- Developer: Mega Cat Studios
- Publisher: Mega Cat Studios
- Platforms: Genesis, Switch, PlayStation 4, Xbox One, Windows
- Release: February 24, 2017
- Genre: Beat 'em up

= Coffee Crisis =

2017 video game

Coffee Crisis is a 2017 beat 'em up video game developed and published by Mega Cat Studios for the Genesis/Mega Drive and Microsoft Windows. The console version was released on February 24, 2017, as a physical cartridge with a printed manual.

== Plot ==
An evil race of aliens called the Smurgliens has watched Earth for years. Through their observations, they deduce that the best humanity has to offer is its wifi, cat videos, metal music, and coffee. Two baristas from the Black Forge Coffee House, Nick and Ashley, take it upon themselves to confront the threat after their coffee shop is invaded.

== Gameplay ==
Coffee Crisis is a side-scrolling brawler, reminiscent of games like Streets of Rage or Golden Axe. Players fight a variety of aliens and possessed humans, collecting power-ups and earning points, as they progress through numerous levels. Jumping and special maneuvers are also available.

The game was designed with cooperative play in mind, and offers two-player support. Players can play as either Nick Miller or Ashley Corts from the Black Forge Coffee House.

A PC version of Coffee Crisis was released in May 2018. This version features updated graphics, a new soundtrack, and a host of extra features, such as a special difficulty mode, integration with streaming platforms, and procedurally generated modifier items that change the gameplay on each playthrough.

== Development ==
The game started out when the owner of Mega Cat Studios met Nick and Ashley, the owners of the Black Forge Coffee House, at a fundraiser for the UPMC Children's Hospital in Pittsburgh and decided to collaborate. Out of a shared respect for retro gaming consoles, the owners decided that the game should be released on the Sega Genesis and Mega Drive, especially since Mega Cat Studios already had the equipment necessary to self-publish the game. Coffee Crisis runs on the Sega Genesis's and Mega Drive's original hardware.

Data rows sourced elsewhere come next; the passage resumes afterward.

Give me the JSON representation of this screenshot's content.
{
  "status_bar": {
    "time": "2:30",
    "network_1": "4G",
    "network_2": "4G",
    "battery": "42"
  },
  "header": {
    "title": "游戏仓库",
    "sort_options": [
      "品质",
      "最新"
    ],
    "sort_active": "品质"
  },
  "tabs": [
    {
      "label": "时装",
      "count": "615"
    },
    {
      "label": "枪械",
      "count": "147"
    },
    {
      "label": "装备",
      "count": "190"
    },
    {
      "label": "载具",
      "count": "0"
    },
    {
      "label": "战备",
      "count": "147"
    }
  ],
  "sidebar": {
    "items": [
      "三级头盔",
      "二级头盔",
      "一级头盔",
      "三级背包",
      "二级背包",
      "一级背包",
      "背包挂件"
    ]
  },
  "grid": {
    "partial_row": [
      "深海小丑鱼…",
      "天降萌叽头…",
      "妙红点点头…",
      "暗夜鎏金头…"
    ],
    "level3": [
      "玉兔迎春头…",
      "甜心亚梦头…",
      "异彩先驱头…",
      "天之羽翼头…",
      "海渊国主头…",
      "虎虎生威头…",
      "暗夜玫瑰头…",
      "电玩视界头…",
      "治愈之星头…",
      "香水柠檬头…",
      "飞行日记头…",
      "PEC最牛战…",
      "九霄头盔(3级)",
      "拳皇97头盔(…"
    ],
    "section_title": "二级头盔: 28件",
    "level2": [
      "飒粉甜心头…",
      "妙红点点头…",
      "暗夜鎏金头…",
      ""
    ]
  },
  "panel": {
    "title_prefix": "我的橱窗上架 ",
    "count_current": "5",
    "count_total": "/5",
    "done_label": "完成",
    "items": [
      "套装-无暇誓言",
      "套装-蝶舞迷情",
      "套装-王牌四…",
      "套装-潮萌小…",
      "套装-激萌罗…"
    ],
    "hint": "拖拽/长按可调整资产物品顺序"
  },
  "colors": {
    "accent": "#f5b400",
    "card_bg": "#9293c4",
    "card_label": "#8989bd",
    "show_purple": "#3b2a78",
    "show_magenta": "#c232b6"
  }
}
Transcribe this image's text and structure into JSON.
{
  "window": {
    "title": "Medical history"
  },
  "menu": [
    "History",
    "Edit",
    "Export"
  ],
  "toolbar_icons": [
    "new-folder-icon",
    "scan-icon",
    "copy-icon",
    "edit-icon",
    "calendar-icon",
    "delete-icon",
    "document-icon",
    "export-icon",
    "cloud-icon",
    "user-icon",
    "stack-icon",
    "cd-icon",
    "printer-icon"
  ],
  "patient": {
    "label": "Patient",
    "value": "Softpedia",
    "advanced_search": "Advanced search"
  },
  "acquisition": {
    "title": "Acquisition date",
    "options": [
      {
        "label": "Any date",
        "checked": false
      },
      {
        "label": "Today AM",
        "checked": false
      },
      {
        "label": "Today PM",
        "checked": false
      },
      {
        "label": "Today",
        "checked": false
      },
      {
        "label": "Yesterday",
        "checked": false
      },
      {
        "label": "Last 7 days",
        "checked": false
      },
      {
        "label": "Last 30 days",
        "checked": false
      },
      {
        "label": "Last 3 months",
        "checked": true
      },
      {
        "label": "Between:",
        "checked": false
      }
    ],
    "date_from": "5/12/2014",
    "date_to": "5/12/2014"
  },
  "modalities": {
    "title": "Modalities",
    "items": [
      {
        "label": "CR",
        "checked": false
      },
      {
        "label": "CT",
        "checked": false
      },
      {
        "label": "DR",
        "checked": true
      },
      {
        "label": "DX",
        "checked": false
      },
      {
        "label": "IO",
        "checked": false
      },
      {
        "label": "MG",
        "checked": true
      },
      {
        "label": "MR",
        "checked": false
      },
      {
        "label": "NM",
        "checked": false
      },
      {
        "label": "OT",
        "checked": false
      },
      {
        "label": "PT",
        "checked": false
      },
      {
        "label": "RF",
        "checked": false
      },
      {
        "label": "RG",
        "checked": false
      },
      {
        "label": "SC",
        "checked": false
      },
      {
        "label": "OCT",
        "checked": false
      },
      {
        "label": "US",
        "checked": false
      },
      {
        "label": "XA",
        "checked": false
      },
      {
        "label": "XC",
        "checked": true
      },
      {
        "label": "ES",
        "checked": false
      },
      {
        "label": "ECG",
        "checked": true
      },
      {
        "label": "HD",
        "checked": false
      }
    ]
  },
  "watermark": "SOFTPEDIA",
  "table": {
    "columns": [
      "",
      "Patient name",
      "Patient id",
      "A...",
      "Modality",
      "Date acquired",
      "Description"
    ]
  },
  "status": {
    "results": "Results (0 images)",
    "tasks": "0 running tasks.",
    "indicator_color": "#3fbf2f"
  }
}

The Black Forge Coffee House penned the story, while Mega Cat Studios did the art and programming. Pittsburgh metal band Greywalker provided music for the soundtrack. The game features many scenes and locations from around Pittsburgh, including PNC Park, Grandview Boulevard, and the Duquesne Incline.

==Release==
The Windows version of the game was released on May 4, 2018, on Steam with updated art, music, and other features, including integration with Twitch and Mixer that allows viewers of the game to interact with the player. The game passed Steam's Greenlight process in under two weeks. This version of the game was later ported to the Xbox One, Nintendo Switch, and PlayStation 4.

Mega Cat Studios released Coffee Crisis in a compilation cartridge for the Evercade, along with several other titles from the studio, including Little Medusa, Log Jammers, and Justice Duel.

== Reception ==
Coffee Crisis received mixed reception, being praised for its sense of humor, music and inclusion of Pittsburgh locations and music, while being criticized for lack of modern features, such as the ability to block attacks. Critics also noted that the game's difficulty would sometimes suddenly spike, and that it wasn't always clear what was going on in game.